I could probably really easily teach English there but the biggest issue is that I don't know if that'll be viable long-term or if I'll be left shit out of luck if Chinese students stop learning English as much, since I think most of that demand was to come study/work in the US. I'm not really able to get into tech/STEM at this point either. I'll think about those options again, though.

[–] Xiisadaddy@lemmygrad.ml 3 points 1 month ago

I wouldnt worry about the english thing. Its like standard in high school there, and is mostly used as like a general education thing. English is spoken in TONS of places and is a very useful language to know when you are dealing internationally in general not just with the US. Its the most well known 2nd language in the world.

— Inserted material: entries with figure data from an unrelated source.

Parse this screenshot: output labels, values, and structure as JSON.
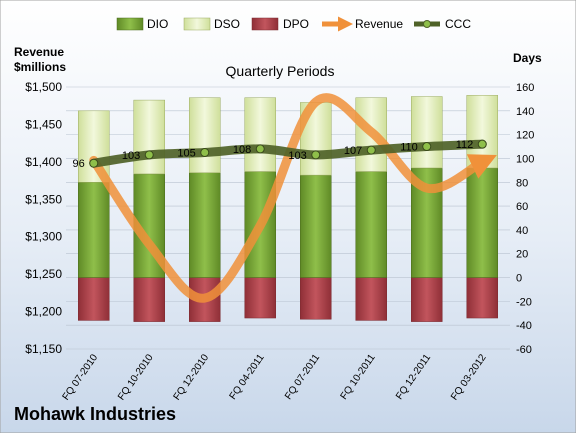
{
  "chart_data": {
    "type": "bar",
    "title": "Quarterly Periods",
    "company": "Mohawk Industries",
    "left_axis_label": [
      "Revenue",
      "$millions"
    ],
    "right_axis_label": "Days",
    "categories": [
      "FQ 07-2010",
      "FQ 10-2010",
      "FQ 12-2010",
      "FQ 04-2011",
      "FQ 07-2011",
      "FQ 10-2011",
      "FQ 12-2011",
      "FQ 03-2012"
    ],
    "left_axis": {
      "min": 1150,
      "max": 1500,
      "step": 50,
      "ticks": [
        "$1,150",
        "$1,200",
        "$1,250",
        "$1,300",
        "$1,350",
        "$1,400",
        "$1,450",
        "$1,500"
      ]
    },
    "right_axis": {
      "min": -60,
      "max": 160,
      "step": 20,
      "ticks": [
        "-60",
        "-40",
        "-20",
        "0",
        "20",
        "40",
        "60",
        "80",
        "100",
        "120",
        "140",
        "160"
      ]
    },
    "legend_position": "top",
    "grid": true,
    "series": [
      {
        "name": "DIO",
        "kind": "bar",
        "axis": "days",
        "color": "#7aa83a",
        "values": [
          80,
          87,
          88,
          89,
          86,
          89,
          92,
          92
        ]
      },
      {
        "name": "DSO",
        "kind": "bar",
        "axis": "days",
        "color": "#e6f0c0",
        "values": [
          60,
          62,
          63,
          62,
          61,
          62,
          60,
          61
        ]
      },
      {
        "name": "DPO",
        "kind": "bar",
        "axis": "days",
        "color": "#b5474f",
        "values": [
          -36,
          -37,
          -37,
          -34,
          -35,
          -36,
          -37,
          -34
        ]
      },
      {
        "name": "Revenue",
        "kind": "line",
        "axis": "revenue",
        "color": "#f0913a",
        "values": [
          1402,
          1290,
          1218,
          1315,
          1480,
          1440,
          1365,
          1400
        ]
      },
      {
        "name": "CCC",
        "kind": "line",
        "axis": "days",
        "color": "#4f6228",
        "values": [
          96,
          103,
          105,
          108,
          103,
          107,
          110,
          112
        ]
      }
    ]
  }
}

[–] Xiisadaddy@lemmygrad.ml 2 points 1 month ago

Also just a thought but like yeah maybe the teaching thing wouldnt be a forever gig, but just getting your foot in the door, getting to China, opens a lot of doors for finding other work there too. Like maybe you start out teaching english, use your time there to really master the language, and make connections locally, then you get a job doing something else in China later on.

[–] CriticalResist8@lemmygrad.ml 2 points 1 month ago

At this time I think China requires a Master's degree to teach English, I don't know if you looked into the requirements yet!

And as you said, it's probably not a long-term commitment because with the way things are going in China (going from letting in any english speaker to teach to now requiring masters graduates) it's very probable Chinese people will move away from learning English, if they aren't already.

BUT, if it works out for you, it's also a way for long-term residency there and learning Mandarin! One of our editors on PW made a guide for it some time back https://en.prolewiki.org/wiki/Essay:A_Statesian_Marxists%27_Guide_to_Learning_Mandarin

[–] 666@lemmygrad.ml 1 points 1 month ago (1 children)

Do you have any idea of the requirements for medical students/people to transfer over? It's something I've thought a lot about and I'd imagine like any other country you need to be recertified/possibly re-do a part of schooling but I'm wondering now if they are seeking medical employment.

[–] Xiisadaddy@lemmygrad.ml 1 points 1 month ago

No idea sorry you could try asking deepseek it knows Chinese law well.

[–] yet_another_commie@lemmygrad.ml 2 points 1 month ago

I'd give more consideration to China, Vietnam and Laos

[–] Xiisadaddy@lemmygrad.ml 5 points 1 month ago (1 children)

You cannot choose how successful you are in what you set out to do, but you can choose what you set out to do in the first place. Do not allow anything to influence what few choices you do get. Do the things that you have a true desire to do, and should you fail know that you atleast tried. Which is more than most can say.

[–] Xiisadaddy@lemmygrad.ml 4 points 1 month ago* (last edited 1 month ago) (1 children)

That is to say many people choose to do things they think will lead to success. Yet their chances of success are no greater than if they'd simply done what they really loved in the first place, and failure tastes all the more bitter for it.